The Michael Brown shooting shook Ferguson, MO as angry residents participated in violent protests.  -Photo courtesy of Wikipedia
The Michael Brown shooting shook Ferguson, MO as angry residents participated in violent protests.
-Photo courtesy of Wikipedia

The only way to reverse this pattern of violence is to achieve unity in the fight to preserve the dignity of human life regardless of race, sexual orientation, religion, age or economic standing. If a nation joins together against racial discrimination and violence, and holds authorities accountable for their actions, a change will come. But this will only happen when those demanding change are promoting that change themselves.
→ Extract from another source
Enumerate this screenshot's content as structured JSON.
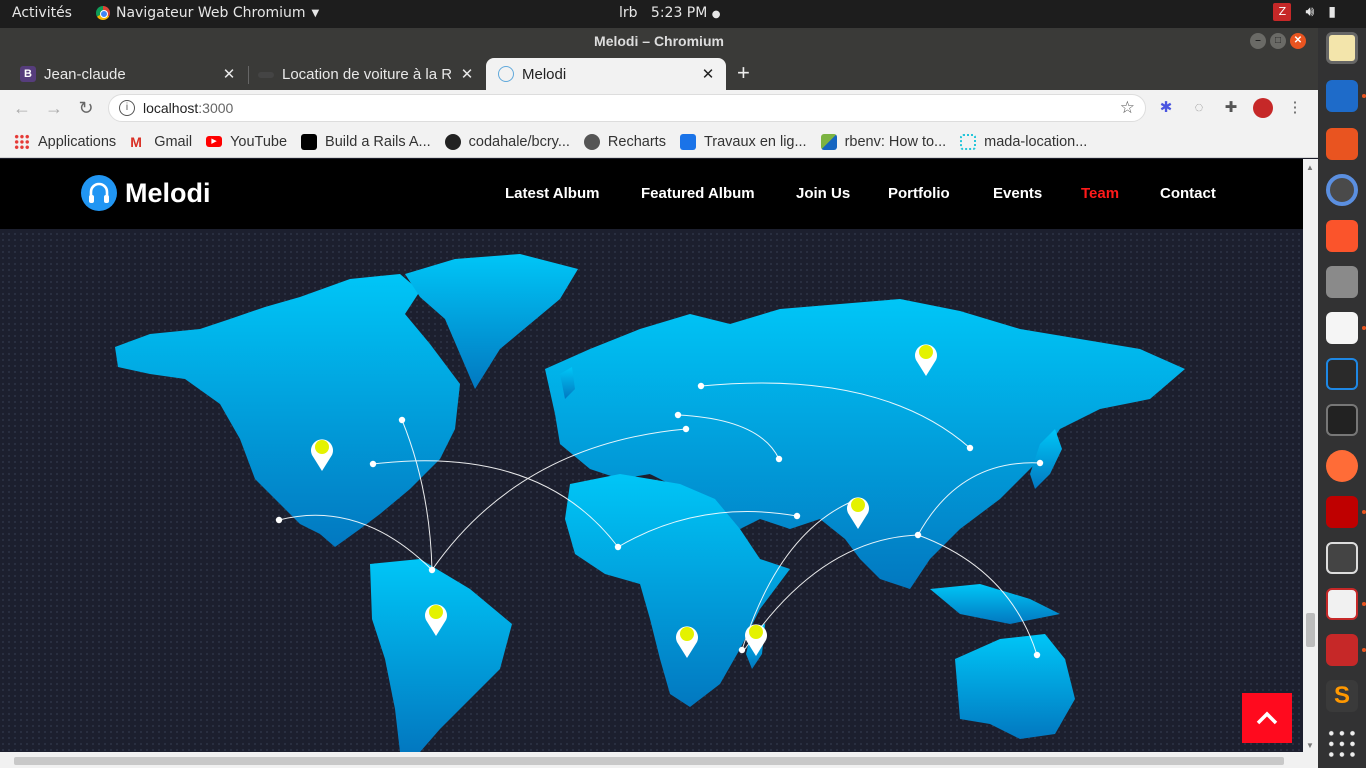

Why did Ferguson burn, slipping into chaos as gunshots rang out through the smoky night while looters rampaged the streets when it was announced there would be no indictment for Officer Wilson? Why were protesters in Oakland, Calif., just recently launching Molotov cocktails and M-80 firecrackers at police over the same announcement for the Garner case? What is this return of violence going to accomplish? Nothing. If anything, it is reversing any progress made by those attempting peaceful protest.

Returning violence with violence and discrimination with discrimination is blatantly counterproductive. Just because a man is black doesn’t mean he has an inclination to engage in criminal activity. Just because a policeman is white doesn’t mean he is prone to racial judgments. When demanding change, one cannot propose a solution just as violent and as racist as the incident that caused the problem in the first place. The focus must be the dignity of all human life and an end to unnecessary violence.

Nothing is more unnecessary and senseless than violence and discrimination exhibited on behalf of protesters who claim to be seeking change. If we want change, we have to promote that change ourselves and hold others accountable to do the same as well.